Está em pauta a interrupção dos trabalhos nas usinas nucleares norte-coreanas em troca do suprimento de fontes alternativas de energia.
O entrave das negociações iniciadas na última quinta foi a discordância sobre a quantidade desse suprimento. A demanda norte-coreana deixou os outros países desconfiados de que o país não quer abrir mão de toda sua capacidade nuclear. O negociador japonês, Kenichiro Sasae, classificou como “altamente tensa” a atmosfera dos debates e como “excessivas” as exigências norte-coreanas.
O negociador sul-coreano, Chun Yung-woo, declarou que “nenhum progresso” foi feito. O diplomata americano Christopher Hill foi mais ríspido: “Não estamos interessados em um acordo energético. Estamos interessados em um acordo de desnuclearização”.
Mas ponderou: “Não estou dizendo que as negociações falharam. Ainda temos outro dia.”

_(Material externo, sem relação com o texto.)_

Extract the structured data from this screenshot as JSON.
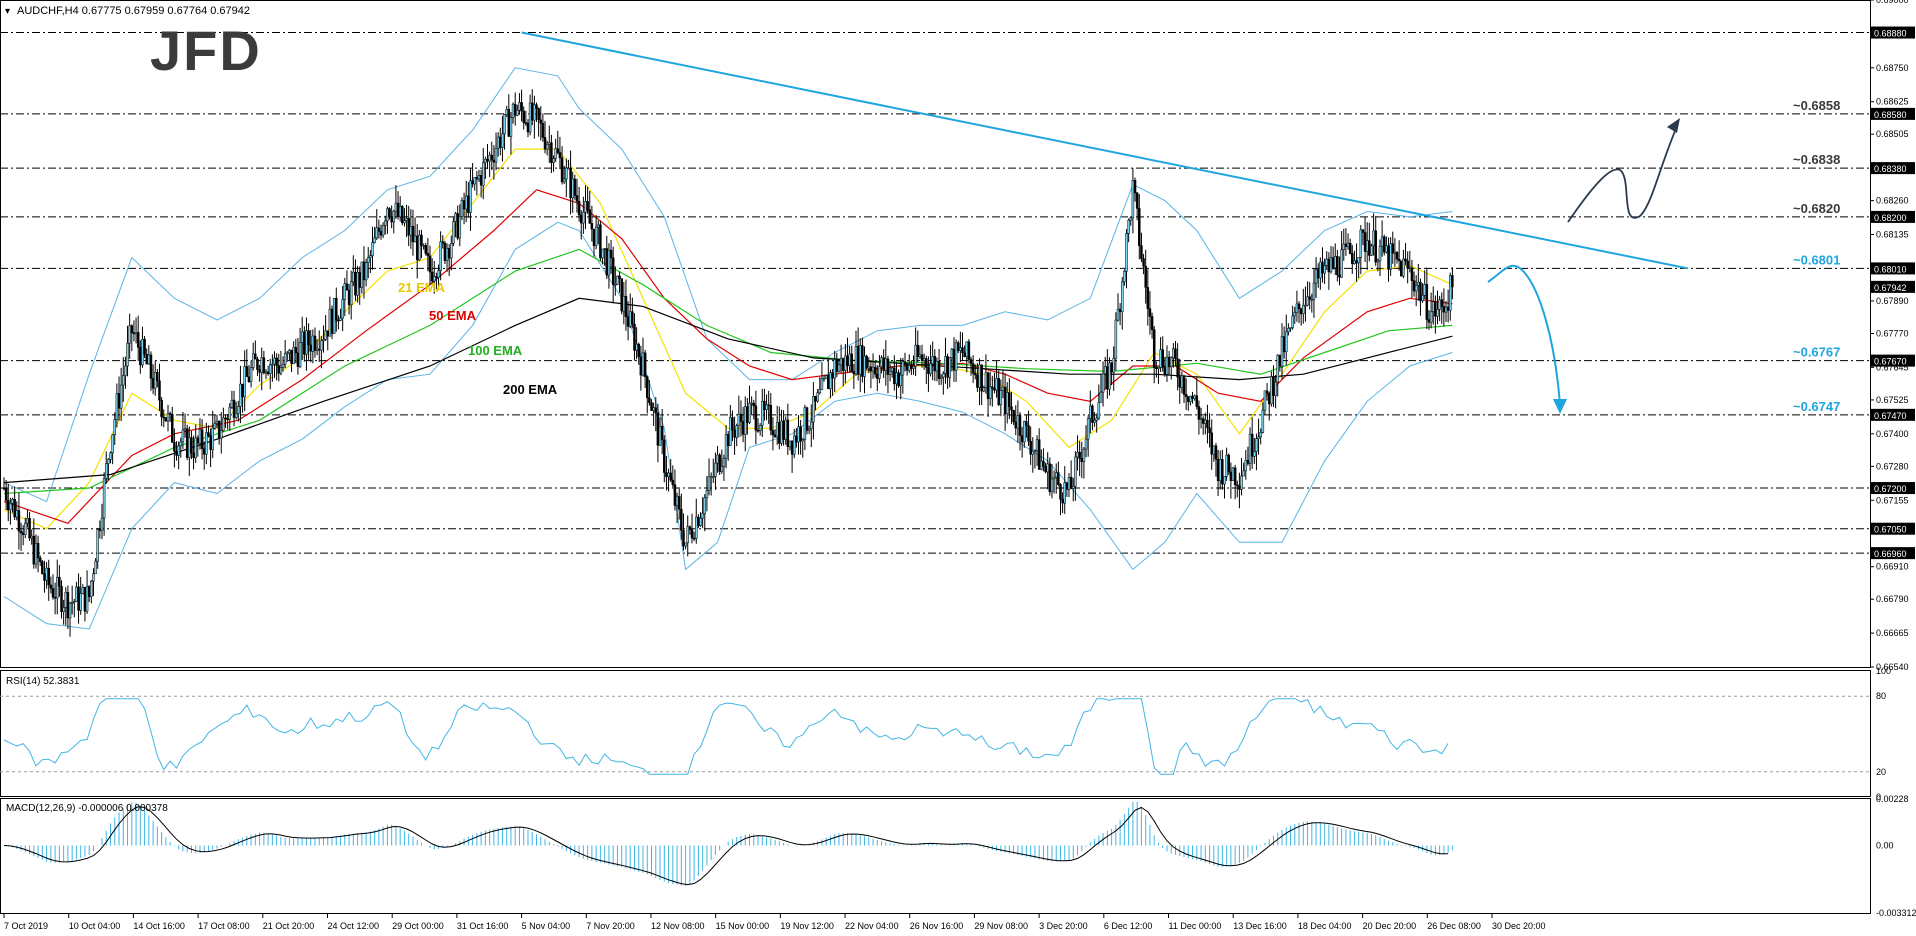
{
  "header": {
    "symbol_line": "AUDCHF,H4  0.67775 0.67959 0.67764 0.67942",
    "rsi_label": "RSI(14) 52.3831",
    "macd_label": "MACD(12,26,9) -0.000006 0.000378"
  },
  "logo": {
    "text": "JFD"
  },
  "colors": {
    "candle": "#000000",
    "bollinger": "#5ab4e6",
    "trendline": "#1fa5e0",
    "ema21": "#f5e100",
    "ema50": "#e00000",
    "ema100": "#22c71e",
    "ema200": "#000000",
    "annotation_blue": "#1fa5e0",
    "annotation_dark": "#2b3a4d",
    "indicator": "#41b6e6"
  },
  "ema_labels": [
    {
      "text": "21 EMA",
      "color": "#e6c800"
    },
    {
      "text": "50 EMA",
      "color": "#e00000"
    },
    {
      "text": "100 EMA",
      "color": "#22b01e"
    },
    {
      "text": "200 EMA",
      "color": "#000000"
    }
  ],
  "level_labels": [
    {
      "text": "~0.6858",
      "value": 0.6858,
      "color": "#3a3a3a"
    },
    {
      "text": "~0.6838",
      "value": 0.6838,
      "color": "#3a3a3a"
    },
    {
      "text": "~0.6820",
      "value": 0.682,
      "color": "#3a3a3a"
    },
    {
      "text": "~0.6801",
      "value": 0.6801,
      "color": "#1fa5e0"
    },
    {
      "text": "~0.6767",
      "value": 0.6767,
      "color": "#1fa5e0"
    },
    {
      "text": "~0.6747",
      "value": 0.6747,
      "color": "#1fa5e0"
    }
  ],
  "chart_data": {
    "type": "candlestick",
    "title": "AUDCHF,H4",
    "ylim": [
      0.6654,
      0.69
    ],
    "price_ticks": [
      "0.69000",
      "0.68880",
      "0.68750",
      "0.68625",
      "0.68580",
      "0.68505",
      "0.68380",
      "0.68260",
      "0.68200",
      "0.68135",
      "0.68010",
      "0.67942",
      "0.67890",
      "0.67770",
      "0.67670",
      "0.67645",
      "0.67525",
      "0.67470",
      "0.67400",
      "0.67280",
      "0.67200",
      "0.67155",
      "0.67050",
      "0.66960",
      "0.66910",
      "0.66790",
      "0.66665",
      "0.66540"
    ],
    "highlighted_ticks": [
      "0.68880",
      "0.68580",
      "0.68380",
      "0.68200",
      "0.68010",
      "0.67942",
      "0.67670",
      "0.67470",
      "0.67200",
      "0.67050",
      "0.66960"
    ],
    "horizontal_levels": [
      0.6888,
      0.6858,
      0.6838,
      0.682,
      0.6801,
      0.6767,
      0.6747,
      0.672,
      0.6705,
      0.6696
    ],
    "x_ticks": [
      "7 Oct 2019",
      "10 Oct 04:00",
      "14 Oct 16:00",
      "17 Oct 08:00",
      "21 Oct 20:00",
      "24 Oct 12:00",
      "29 Oct 00:00",
      "31 Oct 16:00",
      "5 Nov 04:00",
      "7 Nov 20:00",
      "12 Nov 08:00",
      "15 Nov 00:00",
      "19 Nov 12:00",
      "22 Nov 04:00",
      "26 Nov 16:00",
      "29 Nov 08:00",
      "3 Dec 20:00",
      "6 Dec 12:00",
      "11 Dec 00:00",
      "13 Dec 16:00",
      "18 Dec 04:00",
      "20 Dec 20:00",
      "26 Dec 08:00",
      "30 Dec 20:00"
    ],
    "price_path": [
      [
        0,
        0.672
      ],
      [
        10,
        0.6705
      ],
      [
        20,
        0.6685
      ],
      [
        30,
        0.6678
      ],
      [
        40,
        0.668
      ],
      [
        50,
        0.6738
      ],
      [
        60,
        0.6778
      ],
      [
        70,
        0.676
      ],
      [
        80,
        0.6738
      ],
      [
        90,
        0.6735
      ],
      [
        100,
        0.674
      ],
      [
        110,
        0.6755
      ],
      [
        120,
        0.6768
      ],
      [
        130,
        0.6765
      ],
      [
        140,
        0.6772
      ],
      [
        150,
        0.6778
      ],
      [
        160,
        0.679
      ],
      [
        170,
        0.68
      ],
      [
        180,
        0.6825
      ],
      [
        190,
        0.6815
      ],
      [
        200,
        0.68
      ],
      [
        210,
        0.6812
      ],
      [
        220,
        0.683
      ],
      [
        230,
        0.6845
      ],
      [
        240,
        0.686
      ],
      [
        250,
        0.6855
      ],
      [
        260,
        0.6842
      ],
      [
        270,
        0.6825
      ],
      [
        280,
        0.681
      ],
      [
        290,
        0.679
      ],
      [
        300,
        0.6765
      ],
      [
        310,
        0.673
      ],
      [
        320,
        0.67
      ],
      [
        330,
        0.6718
      ],
      [
        340,
        0.674
      ],
      [
        350,
        0.6748
      ],
      [
        360,
        0.6745
      ],
      [
        370,
        0.6738
      ],
      [
        380,
        0.6748
      ],
      [
        390,
        0.6765
      ],
      [
        400,
        0.6768
      ],
      [
        410,
        0.6765
      ],
      [
        420,
        0.6762
      ],
      [
        430,
        0.6768
      ],
      [
        440,
        0.6765
      ],
      [
        450,
        0.677
      ],
      [
        460,
        0.676
      ],
      [
        470,
        0.6752
      ],
      [
        480,
        0.674
      ],
      [
        490,
        0.6725
      ],
      [
        500,
        0.6718
      ],
      [
        510,
        0.6745
      ],
      [
        520,
        0.6765
      ],
      [
        530,
        0.683
      ],
      [
        540,
        0.677
      ],
      [
        550,
        0.6765
      ],
      [
        560,
        0.675
      ],
      [
        570,
        0.6728
      ],
      [
        580,
        0.6725
      ],
      [
        590,
        0.6745
      ],
      [
        600,
        0.677
      ],
      [
        610,
        0.679
      ],
      [
        620,
        0.68
      ],
      [
        630,
        0.6805
      ],
      [
        640,
        0.6812
      ],
      [
        650,
        0.6805
      ],
      [
        660,
        0.68
      ],
      [
        670,
        0.6785
      ],
      [
        675,
        0.6786
      ],
      [
        680,
        0.6794
      ]
    ],
    "bollinger_upper": [
      [
        0,
        0.6722
      ],
      [
        20,
        0.6715
      ],
      [
        40,
        0.6762
      ],
      [
        60,
        0.6805
      ],
      [
        80,
        0.679
      ],
      [
        100,
        0.6782
      ],
      [
        120,
        0.679
      ],
      [
        140,
        0.6805
      ],
      [
        160,
        0.6815
      ],
      [
        180,
        0.683
      ],
      [
        200,
        0.6835
      ],
      [
        220,
        0.6852
      ],
      [
        240,
        0.6875
      ],
      [
        260,
        0.6872
      ],
      [
        270,
        0.686
      ],
      [
        290,
        0.6845
      ],
      [
        310,
        0.682
      ],
      [
        330,
        0.6775
      ],
      [
        350,
        0.676
      ],
      [
        370,
        0.676
      ],
      [
        390,
        0.677
      ],
      [
        410,
        0.6778
      ],
      [
        430,
        0.678
      ],
      [
        450,
        0.678
      ],
      [
        470,
        0.6785
      ],
      [
        490,
        0.6782
      ],
      [
        510,
        0.679
      ],
      [
        530,
        0.6832
      ],
      [
        545,
        0.6826
      ],
      [
        560,
        0.6815
      ],
      [
        580,
        0.679
      ],
      [
        600,
        0.68
      ],
      [
        620,
        0.6815
      ],
      [
        640,
        0.6822
      ],
      [
        660,
        0.682
      ],
      [
        680,
        0.6822
      ]
    ],
    "bollinger_lower": [
      [
        0,
        0.668
      ],
      [
        20,
        0.667
      ],
      [
        40,
        0.6668
      ],
      [
        60,
        0.6705
      ],
      [
        80,
        0.6722
      ],
      [
        100,
        0.6718
      ],
      [
        120,
        0.673
      ],
      [
        140,
        0.6738
      ],
      [
        160,
        0.675
      ],
      [
        180,
        0.676
      ],
      [
        200,
        0.6762
      ],
      [
        220,
        0.678
      ],
      [
        240,
        0.6808
      ],
      [
        260,
        0.6818
      ],
      [
        270,
        0.6815
      ],
      [
        290,
        0.679
      ],
      [
        310,
        0.6742
      ],
      [
        320,
        0.669
      ],
      [
        335,
        0.67
      ],
      [
        350,
        0.6735
      ],
      [
        370,
        0.674
      ],
      [
        390,
        0.6752
      ],
      [
        410,
        0.6755
      ],
      [
        430,
        0.6752
      ],
      [
        450,
        0.6748
      ],
      [
        470,
        0.674
      ],
      [
        490,
        0.673
      ],
      [
        510,
        0.6712
      ],
      [
        530,
        0.669
      ],
      [
        545,
        0.67
      ],
      [
        560,
        0.6718
      ],
      [
        580,
        0.67
      ],
      [
        600,
        0.67
      ],
      [
        620,
        0.673
      ],
      [
        640,
        0.6752
      ],
      [
        660,
        0.6765
      ],
      [
        680,
        0.677
      ]
    ],
    "ema21": [
      [
        0,
        0.6712
      ],
      [
        20,
        0.6705
      ],
      [
        40,
        0.6722
      ],
      [
        60,
        0.6755
      ],
      [
        80,
        0.6745
      ],
      [
        100,
        0.6742
      ],
      [
        120,
        0.6758
      ],
      [
        140,
        0.6768
      ],
      [
        160,
        0.6785
      ],
      [
        180,
        0.68
      ],
      [
        200,
        0.6805
      ],
      [
        220,
        0.6825
      ],
      [
        240,
        0.6845
      ],
      [
        260,
        0.6845
      ],
      [
        280,
        0.6825
      ],
      [
        300,
        0.679
      ],
      [
        320,
        0.6755
      ],
      [
        340,
        0.6742
      ],
      [
        360,
        0.6742
      ],
      [
        380,
        0.6748
      ],
      [
        400,
        0.6762
      ],
      [
        420,
        0.6765
      ],
      [
        440,
        0.6765
      ],
      [
        460,
        0.6762
      ],
      [
        480,
        0.6752
      ],
      [
        500,
        0.6735
      ],
      [
        520,
        0.6745
      ],
      [
        540,
        0.677
      ],
      [
        560,
        0.6762
      ],
      [
        580,
        0.674
      ],
      [
        600,
        0.6762
      ],
      [
        620,
        0.6785
      ],
      [
        640,
        0.68
      ],
      [
        660,
        0.6802
      ],
      [
        680,
        0.6795
      ]
    ],
    "ema50": [
      [
        0,
        0.6715
      ],
      [
        30,
        0.6707
      ],
      [
        60,
        0.6732
      ],
      [
        80,
        0.674
      ],
      [
        110,
        0.6745
      ],
      [
        140,
        0.676
      ],
      [
        170,
        0.6778
      ],
      [
        200,
        0.6795
      ],
      [
        230,
        0.6815
      ],
      [
        250,
        0.683
      ],
      [
        270,
        0.6825
      ],
      [
        290,
        0.6812
      ],
      [
        310,
        0.679
      ],
      [
        330,
        0.6775
      ],
      [
        350,
        0.6765
      ],
      [
        370,
        0.676
      ],
      [
        390,
        0.6762
      ],
      [
        420,
        0.6765
      ],
      [
        450,
        0.6766
      ],
      [
        470,
        0.6762
      ],
      [
        490,
        0.6755
      ],
      [
        510,
        0.6752
      ],
      [
        530,
        0.6765
      ],
      [
        550,
        0.6765
      ],
      [
        570,
        0.6755
      ],
      [
        590,
        0.6752
      ],
      [
        610,
        0.6768
      ],
      [
        640,
        0.6785
      ],
      [
        660,
        0.679
      ],
      [
        680,
        0.6788
      ]
    ],
    "ema100": [
      [
        0,
        0.6718
      ],
      [
        40,
        0.672
      ],
      [
        80,
        0.6735
      ],
      [
        120,
        0.6745
      ],
      [
        160,
        0.6765
      ],
      [
        200,
        0.678
      ],
      [
        240,
        0.68
      ],
      [
        270,
        0.6808
      ],
      [
        300,
        0.6795
      ],
      [
        330,
        0.678
      ],
      [
        360,
        0.677
      ],
      [
        400,
        0.6767
      ],
      [
        440,
        0.6766
      ],
      [
        480,
        0.6764
      ],
      [
        520,
        0.6763
      ],
      [
        560,
        0.6766
      ],
      [
        590,
        0.6762
      ],
      [
        620,
        0.677
      ],
      [
        650,
        0.6778
      ],
      [
        680,
        0.678
      ]
    ],
    "ema200": [
      [
        0,
        0.6722
      ],
      [
        50,
        0.6725
      ],
      [
        100,
        0.6738
      ],
      [
        150,
        0.6752
      ],
      [
        200,
        0.6765
      ],
      [
        240,
        0.678
      ],
      [
        270,
        0.679
      ],
      [
        300,
        0.6787
      ],
      [
        340,
        0.6775
      ],
      [
        380,
        0.6768
      ],
      [
        420,
        0.6766
      ],
      [
        460,
        0.6764
      ],
      [
        500,
        0.6762
      ],
      [
        540,
        0.6762
      ],
      [
        580,
        0.676
      ],
      [
        610,
        0.6762
      ],
      [
        640,
        0.6768
      ],
      [
        680,
        0.6776
      ]
    ],
    "trendline": {
      "from": [
        243,
        0.6888
      ],
      "to": [
        700,
        0.6801
      ]
    },
    "rsi": {
      "ylim": [
        0,
        100
      ],
      "ticks": [
        "100",
        "80",
        "20",
        "0"
      ],
      "levels": [
        80,
        20
      ],
      "last": 52.3831
    },
    "macd": {
      "ticks": [
        "0.00228",
        "0.00",
        "-0.003312"
      ],
      "last_main": -6e-06,
      "last_signal": 0.000378
    }
  }
}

A Coréia do Norte está sob sanções econômicas impostas pela ONU desde que testou sua primeira bomba atômica, em outubro. Em dezembro, o Grupo dos Seis se reuniu sem sucesso: os EUA disseram estar “perdendo a paciência”, e os norte-coreanos ameaçaram novos testes. Havia otimismo no começo do encontro, depois que, em janeiro, a Coréia do Norte afirmou ter chegado a um acordo com os EUA.